Best Practices for Content Sharing

You know the drill: You get a collection of nice things that you’d like to share or trade with others. Inevitably, you get the “DM me plz” or “bump” or “I’ve got 1337 stuff so you go first” or “here’s a [tiny, blurred] screenshot of … [something] … for which you must pay me $50 first.”

Dull, eh? Predictable. And potentially risky.
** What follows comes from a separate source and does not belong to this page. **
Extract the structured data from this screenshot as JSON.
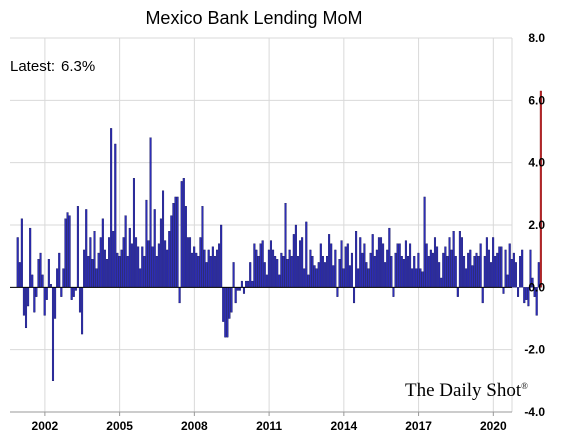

I recommend the following best-practice techniques for protecting your collection while not engendering too much friction:

  1. Sharing is a two-way, not a one-way, street. A little generosity is good for the soul, but if you don’t receive at least some reciprocal benefit, why bother? Sharing is inherently risky; being too generous isn’t a good long-term survival strategy.
  2. Protect your stuff by closing your links. Folders in GDrive and Mega are convenient, but they get passed around worse than a bad case of the clap. If you share a link, close it after a brief window, or use a service like WeTransfer that includes a built-in self-destruct mechanism. If people really wanted the material, fine. They can make their own copy. It’s not uncommon for links to get shared, and if a link gets shared with the wrong person, your entire drive could be deleted.
  3. Use a trusted partner as an escrow service. Trust broke down? Find someone (or somewhere) you both can trust, then use that person or site as a form of an escrow service where you both give the middleman your part of the deal. If the middleman finds that both sides met the terms, he’ll grant crosswise access. (FMBN Social offers an on-demand escrow service.)
  4. Never pay for unproven assets. If someone offers a dozen video clip, don’t settle for a tiny, redacted screenshot that doesn’t definitively prove the authenticity of the material. Make the person cough up a real clip, first. Hesitancy to prove goodwill suggests you’re about to be screwed.
  5. In a world of leechers, keep a low profile. If you find yourself in a platform where posts are inherently public (like a forum or a chat group), and not too many people are sharing, beware. You’re likely in a “photocopy group” where people simply take whatever they find and cut-and-paste it somewhere else. For example, just because you’re on Telegram, which offers some protections, doesn’t mean the people in the group are forthright in their intentions.

A little common sense goes a long way to protecting your collection.